Due to lower export profitability, China’s July refined copper exports of 70,006 tonnes were much less than June’s record exports of 157,751 tonnes.

With a discount of more than $100 per tonne to the three-month contract. The London Metal Exchange’s (LME) cash copper contract indicated ample supply in the near term.

The demand for physical copper in China has somewhat increased recently. Despite prices falling 3.9% in July and 4.4% in June.

Despite the persistent challenges in the property sector and the nation’s slowing economic growth, a robust revival in consumption seems improbable.

Global Copper Market Sees Surplus Surge in 2024, Says ICSG

The International Copper Study Group (ICSG) reports that the global refined copper market saw a surplus of 65,000 metric tonnes in May. Up from an April surplus of 11,000 metric tonnes.

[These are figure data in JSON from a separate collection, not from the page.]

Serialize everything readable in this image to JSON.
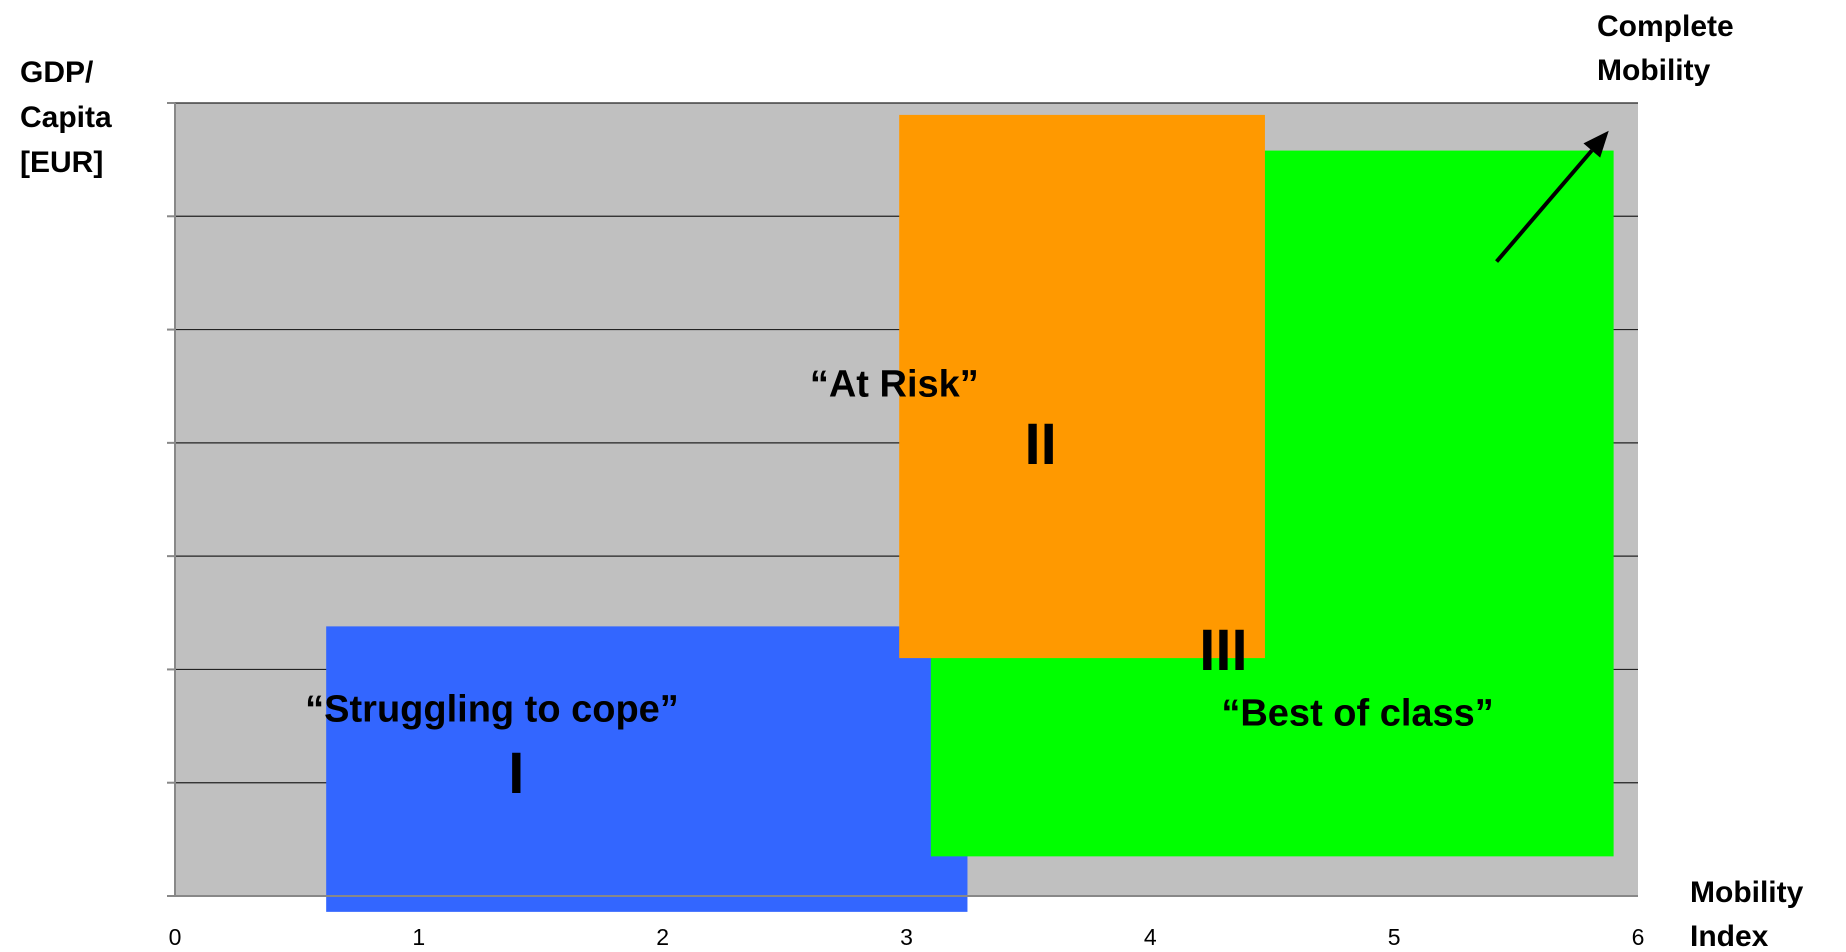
{
  "chart_data": {
    "type": "area",
    "title": "",
    "xlabel": "Mobility Index",
    "xlabel_lines": [
      "Mobility",
      "Index"
    ],
    "ylabel": "GDP/ Capita [EUR]",
    "ylabel_lines": [
      "GDP/",
      "Capita",
      "[EUR]"
    ],
    "xlim": [
      0,
      6
    ],
    "x_ticks": [
      "0",
      "1",
      "2",
      "3",
      "4",
      "5",
      "6"
    ],
    "y_gridlines": 7,
    "grid": true,
    "plot_background": "#c0c0c0",
    "regions": [
      {
        "id": "I",
        "numeral": "I",
        "label": "“Struggling to cope”",
        "color": "#3366ff",
        "x_range": [
          0.62,
          3.25
        ],
        "y_frac_range": [
          -0.02,
          0.34
        ]
      },
      {
        "id": "III",
        "numeral": "III",
        "label": "“Best of class”",
        "color": "#00ff00",
        "x_range": [
          3.1,
          5.9
        ],
        "y_frac_range": [
          0.05,
          0.94
        ]
      },
      {
        "id": "II",
        "numeral": "II",
        "label": "“At Risk”",
        "color": "#ff9900",
        "x_range": [
          2.97,
          4.47
        ],
        "y_frac_range": [
          0.3,
          0.985
        ]
      }
    ],
    "annotation": {
      "text_lines": [
        "Complete",
        "Mobility"
      ],
      "arrow": {
        "from": [
          5.42,
          0.8
        ],
        "to": [
          5.88,
          0.965
        ]
      }
    }
  }
}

The market saw a 416,000 metric tonne excess for the first 5 months of 2024 as opposed to 154,000 metric tonnes for the same period the previous year.

From a technical perspective, the copper market is in a long liquidation phase. As open interest dropped to 9,208 contracts from 15.06% as prices dropped by 6.5 rupees.

Copper prices is now supported at 795.6, with further negative aspects potential to 791.3 levels. Resistance is seen at 806.2 on the upside, and an upward move it could take prices as high as 812.5.